= Mark Wessel (composer) =

American pianist and composer

Mark Wessel (March 26, 1894 – May 9, 1973) was an American pianist and composer.

== Life ==
Wessel was born in Coldwater, Michigan, and graduated from Northwestern School of Music, now known as Bienen School of Music; he later taught piano and theory there. When Wessel left Northwestern, he became a professor of piano and composition at the University of Colorado in Boulder.

Wessel was a former pupil of Arnold Schoenberg. He was twice awarded Guggenheim Fellowships, in 1930 and 1932. He was also the recipient in 1930 of a Pulitzer Scholarship to further his education in Europe. In the 1938 contest of the New York Philharmonic-Symphony Society his choral-orchestral work The King of Babylon won honorable mention, while his former student David Van Vactor won the competition with his Symphony in D.

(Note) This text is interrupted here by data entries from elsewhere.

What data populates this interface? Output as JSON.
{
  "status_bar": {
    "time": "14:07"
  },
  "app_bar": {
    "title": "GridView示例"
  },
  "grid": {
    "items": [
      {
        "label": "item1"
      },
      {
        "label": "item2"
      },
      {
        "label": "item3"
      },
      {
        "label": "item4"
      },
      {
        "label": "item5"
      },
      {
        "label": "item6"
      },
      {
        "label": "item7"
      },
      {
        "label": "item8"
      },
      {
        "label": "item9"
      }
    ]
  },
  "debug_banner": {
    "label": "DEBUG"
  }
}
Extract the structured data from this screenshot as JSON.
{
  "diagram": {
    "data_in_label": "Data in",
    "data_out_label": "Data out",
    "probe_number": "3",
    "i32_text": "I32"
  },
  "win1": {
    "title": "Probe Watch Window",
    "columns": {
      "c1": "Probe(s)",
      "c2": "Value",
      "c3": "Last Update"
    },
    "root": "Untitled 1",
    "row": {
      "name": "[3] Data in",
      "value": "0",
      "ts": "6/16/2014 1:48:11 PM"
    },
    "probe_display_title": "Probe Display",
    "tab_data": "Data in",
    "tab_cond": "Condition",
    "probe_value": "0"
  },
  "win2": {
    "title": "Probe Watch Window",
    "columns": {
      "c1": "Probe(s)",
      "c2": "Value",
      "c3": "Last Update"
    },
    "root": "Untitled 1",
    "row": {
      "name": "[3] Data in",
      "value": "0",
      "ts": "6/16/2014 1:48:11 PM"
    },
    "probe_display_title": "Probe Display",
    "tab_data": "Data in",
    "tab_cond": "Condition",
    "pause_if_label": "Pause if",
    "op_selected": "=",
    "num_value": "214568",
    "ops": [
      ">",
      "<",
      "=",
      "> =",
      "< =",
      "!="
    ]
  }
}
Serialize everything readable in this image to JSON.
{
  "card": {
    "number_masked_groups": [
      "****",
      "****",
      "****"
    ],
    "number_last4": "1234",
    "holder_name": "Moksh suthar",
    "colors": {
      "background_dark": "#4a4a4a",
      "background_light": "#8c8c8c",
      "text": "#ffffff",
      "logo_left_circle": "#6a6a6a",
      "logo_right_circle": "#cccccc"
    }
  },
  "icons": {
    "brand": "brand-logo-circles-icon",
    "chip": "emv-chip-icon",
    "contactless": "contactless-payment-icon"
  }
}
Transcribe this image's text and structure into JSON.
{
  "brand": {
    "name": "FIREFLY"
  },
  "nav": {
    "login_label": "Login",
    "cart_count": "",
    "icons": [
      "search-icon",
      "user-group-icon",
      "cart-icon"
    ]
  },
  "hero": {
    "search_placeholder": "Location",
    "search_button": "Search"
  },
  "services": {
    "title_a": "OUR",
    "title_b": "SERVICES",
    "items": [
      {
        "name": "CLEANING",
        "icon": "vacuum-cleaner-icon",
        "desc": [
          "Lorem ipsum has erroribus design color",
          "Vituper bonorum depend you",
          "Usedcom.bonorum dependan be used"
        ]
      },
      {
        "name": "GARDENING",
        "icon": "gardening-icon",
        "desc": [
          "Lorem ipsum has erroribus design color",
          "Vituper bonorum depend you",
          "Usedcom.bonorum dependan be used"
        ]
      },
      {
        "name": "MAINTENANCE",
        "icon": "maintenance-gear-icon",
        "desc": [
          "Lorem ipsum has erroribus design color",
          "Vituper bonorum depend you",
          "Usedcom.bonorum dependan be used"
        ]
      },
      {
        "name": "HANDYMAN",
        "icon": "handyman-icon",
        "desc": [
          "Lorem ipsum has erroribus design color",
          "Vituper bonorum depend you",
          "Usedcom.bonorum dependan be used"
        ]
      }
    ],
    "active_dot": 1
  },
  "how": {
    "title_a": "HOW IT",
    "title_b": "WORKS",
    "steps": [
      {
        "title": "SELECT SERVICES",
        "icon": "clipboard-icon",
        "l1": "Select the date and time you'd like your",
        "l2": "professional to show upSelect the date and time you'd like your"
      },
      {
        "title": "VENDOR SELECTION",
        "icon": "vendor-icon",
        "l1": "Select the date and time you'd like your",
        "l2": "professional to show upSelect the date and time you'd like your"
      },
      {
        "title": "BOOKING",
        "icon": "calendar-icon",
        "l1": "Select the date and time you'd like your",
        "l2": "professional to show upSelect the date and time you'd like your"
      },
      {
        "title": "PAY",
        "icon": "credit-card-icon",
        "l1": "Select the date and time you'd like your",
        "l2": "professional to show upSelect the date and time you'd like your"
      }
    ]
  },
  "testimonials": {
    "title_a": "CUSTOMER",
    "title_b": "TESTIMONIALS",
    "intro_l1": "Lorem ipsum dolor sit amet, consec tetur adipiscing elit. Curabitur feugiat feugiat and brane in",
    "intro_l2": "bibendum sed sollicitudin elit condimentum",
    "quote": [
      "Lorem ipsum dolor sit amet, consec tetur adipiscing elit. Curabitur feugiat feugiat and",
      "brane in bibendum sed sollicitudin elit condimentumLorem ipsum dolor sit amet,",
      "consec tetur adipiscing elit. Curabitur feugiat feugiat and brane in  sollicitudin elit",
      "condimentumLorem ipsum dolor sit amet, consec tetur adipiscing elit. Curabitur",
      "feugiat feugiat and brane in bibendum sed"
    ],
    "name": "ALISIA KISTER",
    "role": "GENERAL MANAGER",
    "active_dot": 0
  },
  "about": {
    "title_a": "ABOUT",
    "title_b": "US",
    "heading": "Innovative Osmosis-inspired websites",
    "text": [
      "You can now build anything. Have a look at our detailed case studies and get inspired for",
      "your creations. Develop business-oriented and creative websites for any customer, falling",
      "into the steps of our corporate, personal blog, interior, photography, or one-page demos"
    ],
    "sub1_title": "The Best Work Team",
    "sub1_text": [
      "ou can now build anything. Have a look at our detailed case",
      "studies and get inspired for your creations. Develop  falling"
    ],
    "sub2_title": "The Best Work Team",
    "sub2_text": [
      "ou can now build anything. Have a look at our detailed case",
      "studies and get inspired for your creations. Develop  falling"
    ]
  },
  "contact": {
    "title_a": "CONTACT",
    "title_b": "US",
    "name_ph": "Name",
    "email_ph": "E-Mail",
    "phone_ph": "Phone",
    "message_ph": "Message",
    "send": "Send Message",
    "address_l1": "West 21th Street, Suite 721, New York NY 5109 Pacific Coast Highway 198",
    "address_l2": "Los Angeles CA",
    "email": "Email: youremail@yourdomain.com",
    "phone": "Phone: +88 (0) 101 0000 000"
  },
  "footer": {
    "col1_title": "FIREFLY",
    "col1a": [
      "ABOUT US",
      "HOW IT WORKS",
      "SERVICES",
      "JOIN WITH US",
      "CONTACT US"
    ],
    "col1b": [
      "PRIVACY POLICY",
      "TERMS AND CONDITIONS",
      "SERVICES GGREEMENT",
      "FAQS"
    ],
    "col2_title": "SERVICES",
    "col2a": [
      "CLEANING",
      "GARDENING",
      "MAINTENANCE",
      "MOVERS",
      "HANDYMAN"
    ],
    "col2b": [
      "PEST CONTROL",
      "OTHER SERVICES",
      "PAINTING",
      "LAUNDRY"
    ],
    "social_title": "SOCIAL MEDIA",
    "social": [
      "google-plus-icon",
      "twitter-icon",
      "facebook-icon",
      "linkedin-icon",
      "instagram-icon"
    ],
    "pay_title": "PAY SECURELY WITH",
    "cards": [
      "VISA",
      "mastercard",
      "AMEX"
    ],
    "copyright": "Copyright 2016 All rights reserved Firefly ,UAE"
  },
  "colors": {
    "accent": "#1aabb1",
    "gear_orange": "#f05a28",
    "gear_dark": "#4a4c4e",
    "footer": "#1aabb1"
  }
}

He died on May 9, 1973, in Orchard Lake, Oakland County, Michigan.

==Selected compositions==
- Adagio, for orchestra
- Allegro pomposo, for two pianos (pub. 1982)
- The Amorous Peacock, for piano
- Ballade, for solo violin, solo oboe, string orchestra (1931)
- Ballade, for violin and piano (1937)
- Concertino, for flute or violin and chamber orchestra (1928)
- Concerto, for piano and orchestra (1941)
- The Day Is No More (words by Rabindranath Tagore), for voice and piano (1919)
- The Departure, for orchestra (1922)
- Etude in G Minor, for piano (before 1947)
- Feminine Conversations and Promenade of Respectable People, for piano (pub. 1931)
- The King of Babylon, for mixed chorus and orchestra (1933)
- Holiday, overture for orchestra (1932)
- The Hour Comes When One May Question Fate, for orchestra (1922)
- Lento Fantasia, for horn and piano (pub. 1941)
- Meerestille (words by Nicolaus Lenau), for voice, viola, violoncello (or horn in C), and piano
- 1945, for orchestra
- Nocturne, for piano
- Original Theme and Four Fantasies, for horn (1979)
- Plains and Mountains, for violin, cello, and piano
- Poem, for orchestra and piano solo (1924)
- Prelude and Fugue, for string quartet (1931)
- Prisms, for two pianos
- Quintet
- Sacred Dances, for piano
- Scherzo, for horn and piano (pub. 1941)
- Scherzo burlesque, for piano and orchestra (ca. 1931)
- Seven Ages of Man, for orchestra
- Sextet, for woodwind and piano (ca. 1931)
- Sonata, for four horns
- Sonata, for violin and piano
- Sonata, for cello and piano (before 1947)
- Sonatine, for piano (before 1937)
- Song and Dance, for orchestra (1933)
- Southern Tour, for piano (pub. 1982)
- String Quartet no. 1 (1931)
- String Quartet no. 2 (ca. 1938)
- String Serenade, for solo violin and string orchestra
- Suite, for large orchestra (and baritone voice in second movement) (1928)
- Symphony (1932)
- Symphony Concertante, for piano and horn with orchestra (1929)
- Theme and Variations on "I've Got a Gal in Summer School", for two pianos, organ, and orchestra
- Two Concert Pieces for the Piano, "Green River" (Symmetrical Toccata) and "Isle Of Death" (pub. 1926)

==Discography==
- Leonardo De Lorenzo, flautista e compositore: registrazioni storiche 1928–1935 (includes Mark Wessel, Concertino for flute and orchestra, together with works by Ary van Leeuwen, Charles Tomlinson Griffes, and Gian-Luca Petrucci). 1 CD. [n.p.]: Valdom, 2000.